100 Fat Activists #11: Fat Power

Llewellyn Louderback has already made a couple of appearances in this series, first as the author of More People Should be FAT, which then led to the formation of NAAFA.

In 1970 he published Fat Power through Hawthorne Books. Ann Louderback provided research support and it is to her that the book is dedicated. Putting the book out into the world was a difficult experience, Louderback pulled out of the publicity circus for it because media makers wanted to make fun of him (sound familiar?) and later he withdrew from fat politics altogether. The book was not the hit that he hoped for, a big contrast to the effusive praise that More People Should be FAT attracted.

Fat Power book is of its time. The name resonates through Black Power and Gay Power and, even though Louderback described himself to me as a hack writer, he understood that fat had important overlaps with other political movements and struggles. The book treats fat people as a minority that is subjected to oppression, though is at times anti-feminist and politically naive. Yet much of what he writes remains current because fat activism still needs to develop richer theories and approaches, and because fat hatred is still a thing.

A year after Fat Power appeared, Marvin Grosswirth published Fat Pride, again riffing off the spirit of the times, through Black Pride and Gay Pride. By 1974, Abraham I. Friedman MD had jumped on the bandwagon with Fat Can Be Beautiful, a title that hedges its bets if ever there was one and a book that is, frankly, weak. The cycle of grassroots innovation and appropriation by professionals that I write about in my book was taking place even back then.

Fat activism is a social movement formed by feminism and greatly concerned with women's experience. It's vexing that whilst the early fat feminists were mimeographing pamphlets, it was these three guys who had access to book publishing. It would take over ten years before Shadow on a Tightrope: Writings by Women on Fat Oppression made an appearance, even Marcia Millman's Such A Pretty Face: Being Fat in America didn't roll out until 1980.

Nevertheless, as with Stigma, the early fat feminists are generous with their appraisal of Fat Power; though obscure it remained influential and is an important contribution to the development of the movement.

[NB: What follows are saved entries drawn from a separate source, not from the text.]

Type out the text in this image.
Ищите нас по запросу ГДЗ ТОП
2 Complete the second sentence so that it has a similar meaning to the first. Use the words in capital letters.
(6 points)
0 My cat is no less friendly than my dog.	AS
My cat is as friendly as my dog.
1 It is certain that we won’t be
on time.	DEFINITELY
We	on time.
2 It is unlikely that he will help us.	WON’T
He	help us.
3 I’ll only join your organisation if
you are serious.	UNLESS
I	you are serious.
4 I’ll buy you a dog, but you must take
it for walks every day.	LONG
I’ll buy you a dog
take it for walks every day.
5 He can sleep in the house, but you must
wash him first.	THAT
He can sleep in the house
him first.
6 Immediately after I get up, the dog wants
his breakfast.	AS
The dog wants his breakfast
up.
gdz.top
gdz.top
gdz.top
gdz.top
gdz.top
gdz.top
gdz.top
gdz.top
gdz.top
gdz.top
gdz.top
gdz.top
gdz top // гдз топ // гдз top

Try and get your hands on a copy if you can, it's still worth a look.

Friedman, A. I. (1974) Fat Can Be Beautiful: Stop Dieting, Start Living, Berkeley, CA: Berekeley Publishing Corporation.

Grosswirth, M. (1971) Fat Pride: A Survival Handbook, New York: Jarrow Press Inc.

Louderback, L. (1967) 'More People Should Be FAT', Saturday Evening Post, 4 November, 10-12.

Louderback, L. (1970) Fat Power, New York: Hawthorn Books.

Millman, M. (1980) Such A Pretty Face: Being Fat in America, Toronto: Norton.

Schoenfielder, L. and Wieser, B. (1983) Shadow On A Tightrope: Writings By Women on Fat Oppression, San Francisco: Aunt Lute.